A formação de sucessivas frentes frias deve manter o volume de chuvas acima da média em importantes regiões agrícolas do Brasil até meados de julho. Segundo a Nottus Meteorologia, áreas de Santa Catarina, São Paulo, sul de Minas Gerais e sul de Mato Grosso estão entre as mais suscetíveis aos acumulados elevados nos próximos dias.

O alerta é especialmente relevante para o setor sucroenergético. De acordo com o meteorologista Alexandre Nascimento, a frequência das precipitações pode provocar interrupções temporárias nas operações de colheita e moagem de cana-de-açúcar ao longo de junho e julho.

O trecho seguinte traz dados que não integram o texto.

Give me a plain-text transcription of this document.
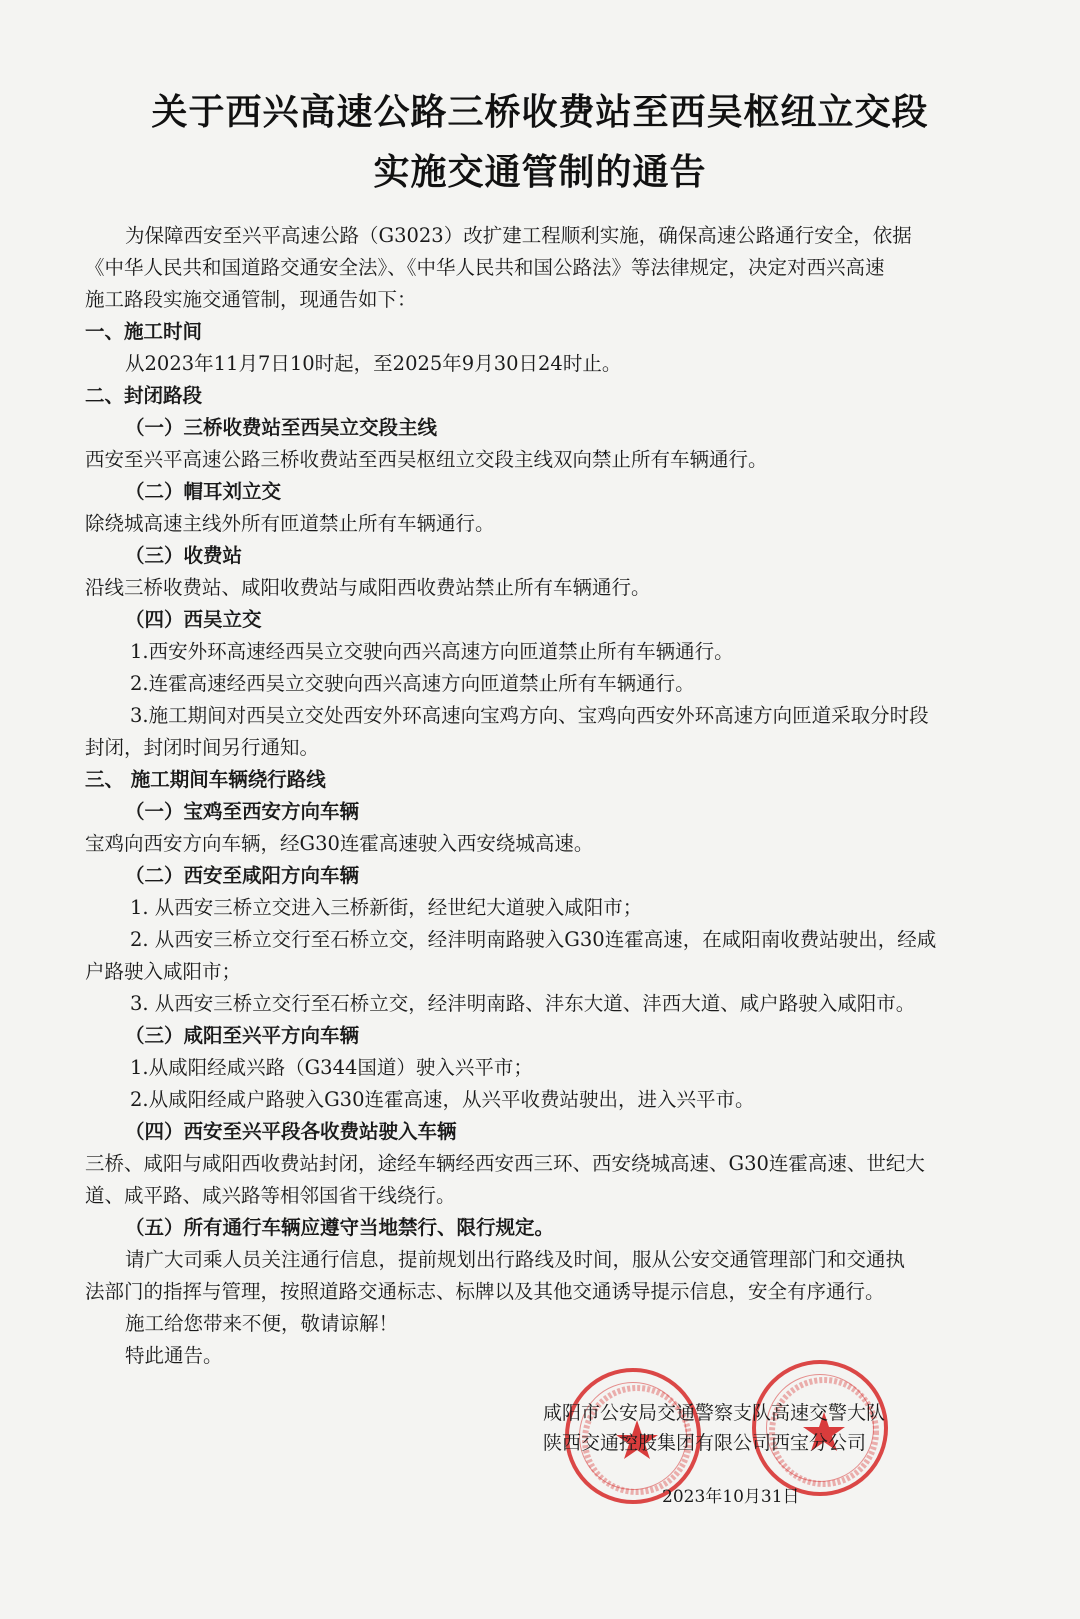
关于西兴高速公路三桥收费站至西吴枢纽立交段
实施交通管制的通告
为保障西安至兴平高速公路（G3023）改扩建工程顺利实施，确保高速公路通行安全，依据
《中华人民共和国道路交通安全法》、《中华人民共和国公路法》等法律规定，决定对西兴高速
施工路段实施交通管制，现通告如下：
一、施工时间
从2023年11月7日10时起，至2025年9月30日24时止。
二、封闭路段
（一）三桥收费站至西吴立交段主线
西安至兴平高速公路三桥收费站至西吴枢纽立交段主线双向禁止所有车辆通行。
（二）帽耳刘立交
除绕城高速主线外所有匝道禁止所有车辆通行。
（三）收费站
沿线三桥收费站、咸阳收费站与咸阳西收费站禁止所有车辆通行。
（四）西吴立交
1.西安外环高速经西吴立交驶向西兴高速方向匝道禁止所有车辆通行。
2.连霍高速经西吴立交驶向西兴高速方向匝道禁止所有车辆通行。
3.施工期间对西吴立交处西安外环高速向宝鸡方向、宝鸡向西安外环高速方向匝道采取分时段
封闭，封闭时间另行通知。
三、 施工期间车辆绕行路线
（一）宝鸡至西安方向车辆
宝鸡向西安方向车辆，经G30连霍高速驶入西安绕城高速。
（二）西安至咸阳方向车辆
1. 从西安三桥立交进入三桥新街，经世纪大道驶入咸阳市；
2. 从西安三桥立交行至石桥立交，经沣明南路驶入G30连霍高速，在咸阳南收费站驶出，经咸
户路驶入咸阳市；
3. 从西安三桥立交行至石桥立交，经沣明南路、沣东大道、沣西大道、咸户路驶入咸阳市。
（三）咸阳至兴平方向车辆
1.从咸阳经咸兴路（G344国道）驶入兴平市；
2.从咸阳经咸户路驶入G30连霍高速，从兴平收费站驶出，进入兴平市。
（四）西安至兴平段各收费站驶入车辆
三桥、咸阳与咸阳西收费站封闭，途经车辆经西安西三环、西安绕城高速、G30连霍高速、世纪大
道、咸平路、咸兴路等相邻国省干线绕行。
（五）所有通行车辆应遵守当地禁行、限行规定。
请广大司乘人员关注通行信息，提前规划出行路线及时间，服从公安交通管理部门和交通执
法部门的指挥与管理，按照道路交通标志、标牌以及其他交通诱导提示信息，安全有序通行。
施工给您带来不便，敬请谅解！
特此通告。
咸阳市公安局交通警察支队高速交警大队
陕西交通控股集团有限公司西宝分公司
2023年10月31日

Entre os dias 17 e 30 de junho, novas instabilidades devem manter o padrão de chuva frequente no Sul do país, com possibilidade de avanço para áreas produtoras do Sudeste. Já no início de julho, os modelos climáticos continuam indicando a atuação de sistemas frontais sobre o Centro-Sul, com acumulados acima da média em diversas regiões.

O que o mercado deve monitorar?

Possíveis paralisações na colheita de cana.
Impactos sobre o ritmo de moagem das usinas.
Condições para culturas de inverno no Sul.
Logística e operações agrícolas em áreas com excesso de chuva.
Evolução das frentes frias ao longo de junho e julho.

Para o setor de biocombustíveis, o cenário merece atenção porque atrasos na colheita e no processamento da cana podem influenciar o ritmo de produção de açúcar e etanol justamente no período de maior avanço da safra 2026/27.